In Assembly Planner, user rules allow administrators to control which users have access to which functions and access to edit which entities like routings, operations, and activities.
Process ownership now takes it to another level so that you can control which routings, which operations, and which activities each user can edit. To do this, if you have the routing open you can click on the Ownership tab and note that if you don't have anything mapped to the Ownership tab it means that this routing is open for editing any user that has permission to edit routings can edit this routing. As soon as you map something to it, and start to restrict who can edit.
I can do this by adding user's roles or processes to this ownership mapping.
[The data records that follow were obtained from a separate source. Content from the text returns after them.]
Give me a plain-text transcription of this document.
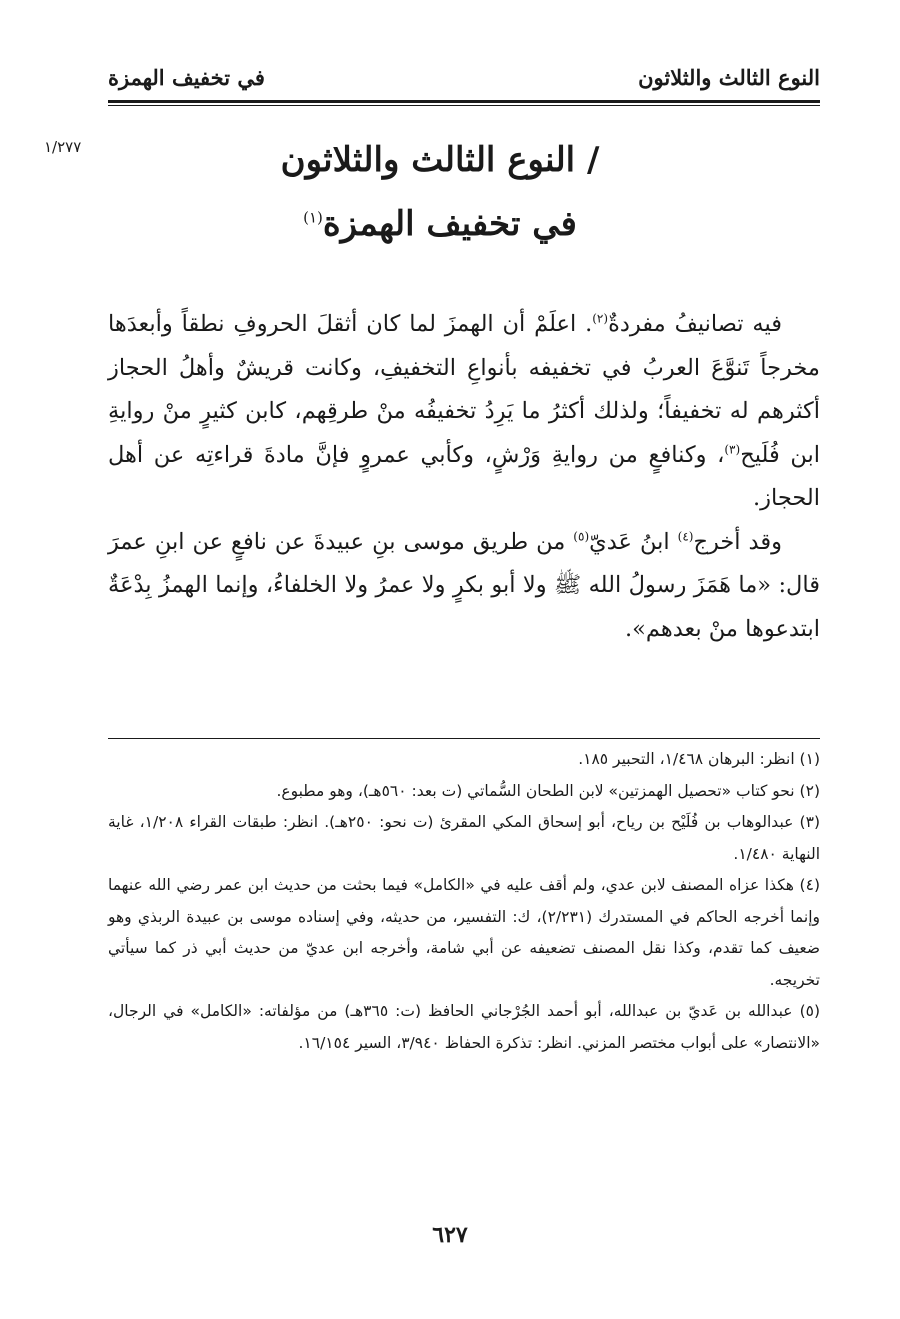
النوع الثالث والثلاثون
في تخفيف الهمزة
١/٢٧٧	/ النوع الثالث والثلاثون
في تخفيف الهمزة$^{(١)}$

فيه تصانيفُ مفردةٌ$^{(٢)}$. اعلَمْ أن الهمزَ لما كان أثقلَ الحروفِ نطقاً وأبعدَها مخرجاً تَنوَّعَ العربُ في تخفيفه بأنواعِ التخفيفِ، وكانت قريشٌ وأهلُ الحجاز أكثرهم له تخفيفاً؛ ولذلك أكثرُ ما يَرِدُ تخفيفُه منْ طرقِهم، كابن كثيرٍ منْ روايةِ ابن فُلَيح$^{(٣)}$، وكنافعٍ من روايةِ وَرْشٍ، وكأبي عمروٍ فإنَّ مادةَ قراءتِه عن أهل الحجاز.

وقد أخرج$^{(٤)}$ ابنُ عَديّ$^{(٥)}$ من طريق موسى بنِ عبيدةَ عن نافعٍ عن ابنِ عمرَ قال: «ما هَمَزَ رسولُ الله ﷺ ولا أبو بكرٍ ولا عمرُ ولا الخلفاءُ، وإنما الهمزُ بِدْعَةٌ ابتدعوها منْ بعدهم».

(١) انظر: البرهان ١/٤٦٨، التحبير ١٨٥.

(٢) نحو كتاب «تحصيل الهمزتين» لابن الطحان السُّماتي (ت بعد: ٥٦٠هـ)، وهو مطبوع.

(٣) عبدالوهاب بن فُلَيْح بن رياح، أبو إسحاق المكي المقرئ (ت نحو: ٢٥٠هـ). انظر: طبقات القراء ١/٢٠٨، غاية النهاية ١/٤٨٠.

(٤) هكذا عزاه المصنف لابن عدي، ولم أقف عليه في «الكامل» فيما بحثت من حديث ابن عمر رضي الله عنهما وإنما أخرجه الحاكم في المستدرك (٢/٢٣١)، ك: التفسير، من حديثه، وفي إسناده موسى بن عبيدة الربذي وهو ضعيف كما تقدم، وكذا نقل المصنف تضعيفه عن أبي شامة، وأخرجه ابن عديّ من حديث أبي ذر كما سيأتي تخريجه.

(٥) عبدالله بن عَديّ بن عبدالله، أبو أحمد الجُرْجاني الحافظ (ت: ٣٦٥هـ) من مؤلفاته: «الكامل» في الرجال، «الانتصار» على أبواب مختصر المزني. انظر: تذكرة الحفاظ ٣/٩٤٠، السير ١٦/١٥٤.

٦٢٧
So, if I add users I can select certain users and they would have permission to edit this routing. if I click the apply to child processes box then this means these users would also be able to edit the operations and activities inside of this routing.
I can also add rules and what this does is you can select a role and any users mapped to that role inherit the permission to edit this routing and in this case all the operations and activities underneath it.
You can also add from the process and this allows you to choose a routing and operation activity that may already have ownership mapped and so this routing would inherit any ownership mapping that has been done on the process that you select here. You can also do this ownership mapping at the operation or the activity levels just by opening each of those and going to the ownership tab.
So you see here that this operation because I had the child processes inherit that ownership from the routing, we already have this mapped. If I wanted to edit this further I could do this by checking out the operation and editing that ownership.